The Bible legitimately scares me! There is so much knowledge, so much truth, so much revelation, so much forgiveness, so much love, so much redemption, and the list goes on. It is intimidating! I finished Genesis recently and my emotions are all over the place as I am writing this. It has been a while since I have posted and that is because my walk with God has been very stagnate. My pastor preached a sermon recently that reminded me, if you are not growing in your relationship with God, you are growing in a relationship to worldly things. I heard this years ago and it is absolutely true.
There is no such thing as being stagnate in any relationship. It is similar to canoeing down a river. If you stop rowing, you will begin moving in what ever direction the current is going - and that current might be sweeping you further back then where you first started. That is terrifying. I have been letting the currents take me wherever they have pleased but that is not necessarily pleasing to God.
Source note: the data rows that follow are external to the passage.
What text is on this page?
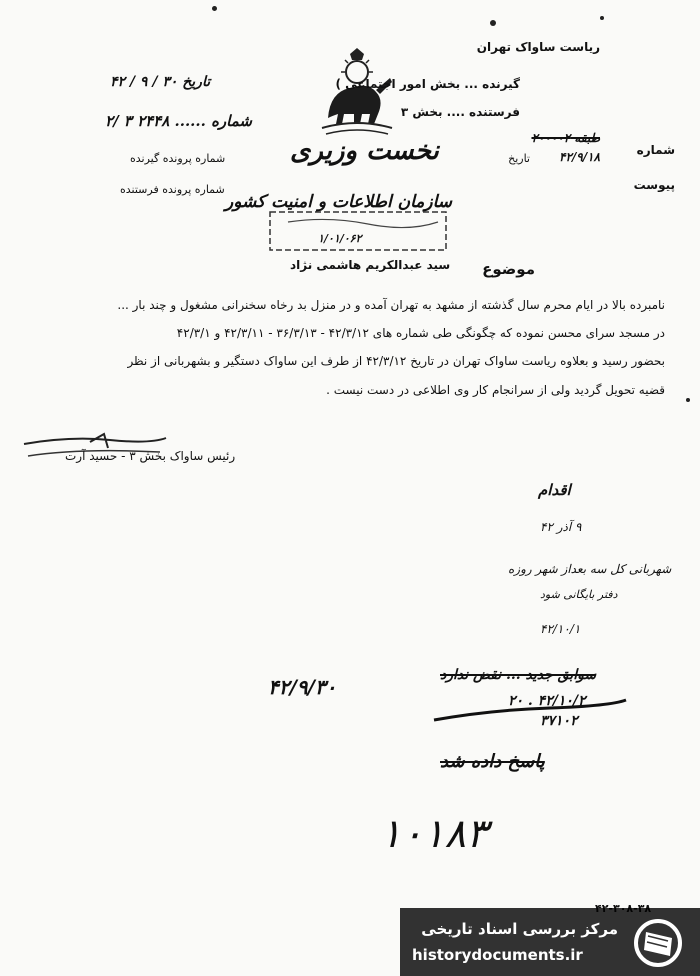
ریاست ساواک تهران
گیرنده ... بخش امور اجتماعی )
فرستنده .... بخش ۳
شماره
طبقه ۲۰۰۰۰۲
تاریخ ۴۲/۹/۱۸
پیوست
تاریخ ۳۰ / ۹ / ۴۲
شماره ...... ۲۴۴۸ ۳ /۲
شماره پرونده گیرنده
شماره پرونده فرستنده
نخست وزیری
سازمان اطلاعات و امنیت کشور
۱/۰۱/۰۶۲
موضوع
سید عبدالکریم هاشمی نژاد
نامبرده بالا در ایام محرم سال گذشته از مشهد به تهران آمده و در منزل بد رخاه سخنرانی مشغول و چند بار ...
در مسجد سرای محسن نموده که چگونگی طی شماره های ۴۲/۳/۱۲ - ۳۶/۳/۱۳ - ۴۲/۳/۱۱ و ۴۲/۳/۱
بحضور رسید و بعلاوه ریاست ساواک تهران در تاریخ ۴۲/۳/۱۲ از طرف این ساواک دستگیر و بشهربانی از نظر
قضیه تحویل گردید ولی از سرانجام کار وی اطلاعی در دست نیست .
رئیس ساواک بخش ۳ - حسید آرت
اقدام
۹ آذر ۴۲
شهربانی کل سه بعداز شهر روزه
دفتر بایگانی شود
۴۲/۱۰/۱
۴۲/۹/۳۰	سوابق جدید ... نقض ندارد
۴۲/۱۰/۲ . ۲۰
۳۷۱۰۲
پاسخ داده شد
۱۰۱۸۳
مرکز بررسی اسناد تاریخی
historydocuments.ir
Once I took a self evaluation and saw where my relationship with God was in relation to where I wanted it to be - I immediately knew something had to change. So I began the journey to complete the Bible in a year! On paper it is extremely overwhelming to look at but I understand that for me to grow deeper spiritually, I need to be challenged.
I am grateful that God is willing to still look at me and call me His. I am not ashamed to admit my failures and my faults. I am not ashamed to admit that I have been and still am a sinful human because that is the truth. There is not a person living on this earth today that can look me in the eyes and tell they have not sinned against God or that they have never done any type of wrong.
Unfortunately, I have been shamed another person because of my sins. This has happened to me a small amount of times in my life and it hurts. Being shamed by someone leaves a terrible taste in the mouth. I have spent the majority of my life living for God and apparently that means I am not allowed to sin or fall into temptation... ever. I absolutely wish the two worked hand and hand like that. I hate to break it to you but they definitely do not. This was solidified during my reading of Genesis.
All I could do was thank God for turning everyones shortcomings into something glorious and beautiful. For starters... our beginning could have ended right after Adam and Eve. Then God could have ended it after the wickedness of Cain and Abel. Then He could have ended at the flood. Oh man does the list go on and on. God was probably giving humanity face palms and side-eyes every other minute. He could have given up on us at the beginning and He had so many opportunities to do so.
The redemption story of Genesis is absolutely beautiful and overlooked. The love God has for us is overlooked. The faith and trust those people had towards their Creator is also extremely overlooked. God knew what was to come out of all of this chaos at the beginning of creation; and what was to come was the most magnificent gift we have ever received. Eternal Life. Let me say that again... ETERNAL LIFE.
"Then Joseph made the sons of Israel swear, saying 'God will surely visit you, and you shall carry up my bones from here.' So Joseph died, being 110 years old. They embalmed him, and he was put in a coffin in Egypt." Genesis 50:25-26. I believe in Josephs last moments God revealed to him what was going to happen after he died and that revelation caused him to say those foreshadowing words. God takes all the wickedness that happens in Genesis and uses it as the foundation for the entire Bible - more importantly, Christs birth.
Shame used to be a huge cloud that hung over my head for most of my life. It has taken me a long time to understand that God's love is not conditional and He will take broken people, make them whole, and use them for His Glory. It has been so inspiring for me to also find these beautiful redemption stories in Genesis. Growing up I thought the Old Testament was only about people relying on God's strength to conquer and be victorious. I am happy to admit, I was very wrong. There are so many redemption stories in the Old Testament that we gloss over and I cannot wait to read them all!